Maria Idalia Gomez

Hace casi una semana, en el Fraccionamiento Las Brisas en Temixco, Morelos, un lugar de clase media alta a alta, un comando se dirigió a uno de los domicilios ubicados en la calle del Pacífico.

El lugar probablemente había sido vigilado y estudiado por el grupo de civiles armados con rifles de asalto y pistolas, que hicieron un despliegue táctico que duró no más de siete minutos, aseguran investigadores. 

En ese domicilio, que tiene un terreno muy grande y fueron construidas tres casas de la misma familia, ese jueves 21 de mayo estaban un buen número de sus integrantes, aprovechando la cuarentena por Covid-19. El comando tomó control de las calles para vigilar que nadie se acercara, una pequeña célula aparentemente se quedó afuera y otra ingresó rápidamente al lugar, ubicó a sus objetivos y mató a cinco personas, sin lastimar al resto de los presentes. Se esfumaron.

En menos de una hora, el gobierno federal identificó como persona de interés a Alfonso Isaac Gamboa Lozano, un joven economista que estudió en el ITAM y que comenzó en 2007 su trayectoria en el servicio público. Primero en el gobierno del estado de México como asesor y avanzó por diferentes áreas administrativas hasta el gobierno federal. 

Dos años más tarde, en 2009, se convirtió en asesor de la Comisión de Presupuesto y Cuenta Pública de la Cámara de Diputados, y en 2012 se coló como parte del equipo de transición de Enrique Peña Nieto en un lugar estratégico como asesor en el Proyecto de Presupuesto de Egresos de 2013. 

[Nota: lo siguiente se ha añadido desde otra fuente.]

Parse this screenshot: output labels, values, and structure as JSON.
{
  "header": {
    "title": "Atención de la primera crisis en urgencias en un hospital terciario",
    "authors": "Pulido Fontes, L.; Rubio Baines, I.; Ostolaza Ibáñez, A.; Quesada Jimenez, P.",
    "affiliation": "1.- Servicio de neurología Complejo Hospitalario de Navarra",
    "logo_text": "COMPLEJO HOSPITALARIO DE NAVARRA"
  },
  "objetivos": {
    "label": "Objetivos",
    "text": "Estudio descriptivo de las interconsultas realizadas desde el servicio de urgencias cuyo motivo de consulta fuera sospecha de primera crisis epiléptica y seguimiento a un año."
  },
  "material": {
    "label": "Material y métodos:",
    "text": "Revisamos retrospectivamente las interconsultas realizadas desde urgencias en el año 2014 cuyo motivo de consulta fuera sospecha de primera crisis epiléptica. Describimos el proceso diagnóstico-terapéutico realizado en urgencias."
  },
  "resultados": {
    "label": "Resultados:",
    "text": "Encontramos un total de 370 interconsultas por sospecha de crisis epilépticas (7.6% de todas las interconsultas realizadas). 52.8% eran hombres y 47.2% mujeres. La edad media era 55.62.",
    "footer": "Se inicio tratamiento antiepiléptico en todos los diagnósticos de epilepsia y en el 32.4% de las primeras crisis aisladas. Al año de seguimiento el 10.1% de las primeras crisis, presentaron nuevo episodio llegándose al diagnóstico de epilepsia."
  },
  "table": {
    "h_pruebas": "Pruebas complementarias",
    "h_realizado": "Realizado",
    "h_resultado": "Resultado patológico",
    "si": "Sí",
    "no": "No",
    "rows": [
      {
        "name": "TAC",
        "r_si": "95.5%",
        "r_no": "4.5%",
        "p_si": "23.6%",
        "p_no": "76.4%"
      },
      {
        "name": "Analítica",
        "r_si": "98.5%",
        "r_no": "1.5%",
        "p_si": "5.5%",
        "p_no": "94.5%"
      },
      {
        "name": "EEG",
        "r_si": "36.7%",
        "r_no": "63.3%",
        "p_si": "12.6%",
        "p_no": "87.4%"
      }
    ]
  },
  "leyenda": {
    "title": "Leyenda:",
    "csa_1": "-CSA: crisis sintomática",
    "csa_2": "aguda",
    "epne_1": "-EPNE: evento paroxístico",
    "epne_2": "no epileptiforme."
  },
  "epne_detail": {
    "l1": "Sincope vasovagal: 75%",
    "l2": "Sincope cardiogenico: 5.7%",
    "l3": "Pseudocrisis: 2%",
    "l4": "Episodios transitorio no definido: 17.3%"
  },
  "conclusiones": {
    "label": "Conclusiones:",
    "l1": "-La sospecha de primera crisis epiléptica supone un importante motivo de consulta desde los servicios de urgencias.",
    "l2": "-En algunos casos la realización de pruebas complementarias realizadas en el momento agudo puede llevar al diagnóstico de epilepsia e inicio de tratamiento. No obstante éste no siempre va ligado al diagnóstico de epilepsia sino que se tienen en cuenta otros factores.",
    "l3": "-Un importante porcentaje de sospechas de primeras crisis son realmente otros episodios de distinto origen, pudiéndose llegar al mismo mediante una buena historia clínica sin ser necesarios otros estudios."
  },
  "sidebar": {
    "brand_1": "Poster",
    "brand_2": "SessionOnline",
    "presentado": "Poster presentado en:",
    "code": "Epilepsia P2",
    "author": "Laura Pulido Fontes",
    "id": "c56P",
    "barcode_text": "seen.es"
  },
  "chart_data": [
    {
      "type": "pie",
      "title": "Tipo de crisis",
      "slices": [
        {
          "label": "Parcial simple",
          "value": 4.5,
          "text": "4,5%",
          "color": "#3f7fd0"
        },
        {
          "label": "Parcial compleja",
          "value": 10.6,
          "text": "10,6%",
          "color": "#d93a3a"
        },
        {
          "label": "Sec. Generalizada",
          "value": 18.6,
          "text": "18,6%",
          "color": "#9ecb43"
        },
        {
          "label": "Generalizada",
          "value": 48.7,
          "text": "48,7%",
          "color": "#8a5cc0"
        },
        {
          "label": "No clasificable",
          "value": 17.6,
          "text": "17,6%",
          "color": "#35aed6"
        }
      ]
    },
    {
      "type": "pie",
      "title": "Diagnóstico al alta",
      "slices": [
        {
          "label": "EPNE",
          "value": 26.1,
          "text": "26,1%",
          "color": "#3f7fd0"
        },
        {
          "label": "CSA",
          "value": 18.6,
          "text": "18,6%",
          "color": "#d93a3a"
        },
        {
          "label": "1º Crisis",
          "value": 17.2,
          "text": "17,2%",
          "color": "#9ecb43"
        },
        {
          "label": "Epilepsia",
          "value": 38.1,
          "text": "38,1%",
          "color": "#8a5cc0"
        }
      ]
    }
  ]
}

Así, sin dificultad, se convirtió en automático en el titular de la Unidad de Política y Control Presupuestario de la Secretaría de Hacienda, la médula del dinero de una administración gubernamental, en donde despachó todo el gobierno peñista, hasta noviembre de 2018 en el que renunció ante la llegada del equipo del ahora presidente Andrés Manuel López Obrador.

Los investigadores han planteado dos líneas por revisar: la que tiene que ver con su trabajo en la Secretaría de Hacienda, y la otra, “negocios y relaciones” poco claras que mantuvo al dejar la administración pública. De lo que no cabe duda es que fue un ataque dirigido y que se planeó no sólo contra él, sino hacia cuatro miembros de su familia.

En este momento las autoridades indagan sobre su entorno familiar y personal, y exlaboral. En este último, uno de los nombres que ha surgido es el de el actual diputado priista Fernando Galindo Favela, quien era su jefe y amigo desde el ITAM. 

El exsubsecretario de Egresos en el gobierno de Enrique Peña Nieto impulsó a Gamboa Lozano desde el gobierno del estado de México, y era quien lo hizo merecedor de la confianza del equipo del exsecretario Luis Videgaray.

En este momento, a nivel federal, investigan el caso no sólo la Fiscalía General de la República, también la Unidad de Inteligencia Financiera y hasta el Centro Nacional de Inteligencia, para determinar si su crimen está vinculado a la disposición de recursos públicos, porque su posición le permitía disponer de ellos y ejecutar algunas partidas de forma discrecional, especialmente para los estados de la República, pero también para el pago de sindicatos, organizaciones sociales y otros grupos de interés. Era, este personaje, un engranaje clave en posibles casos de corrupción. Uno de los investigadores comentó “hasta ahora sabemos que sí se prestaba para eso”.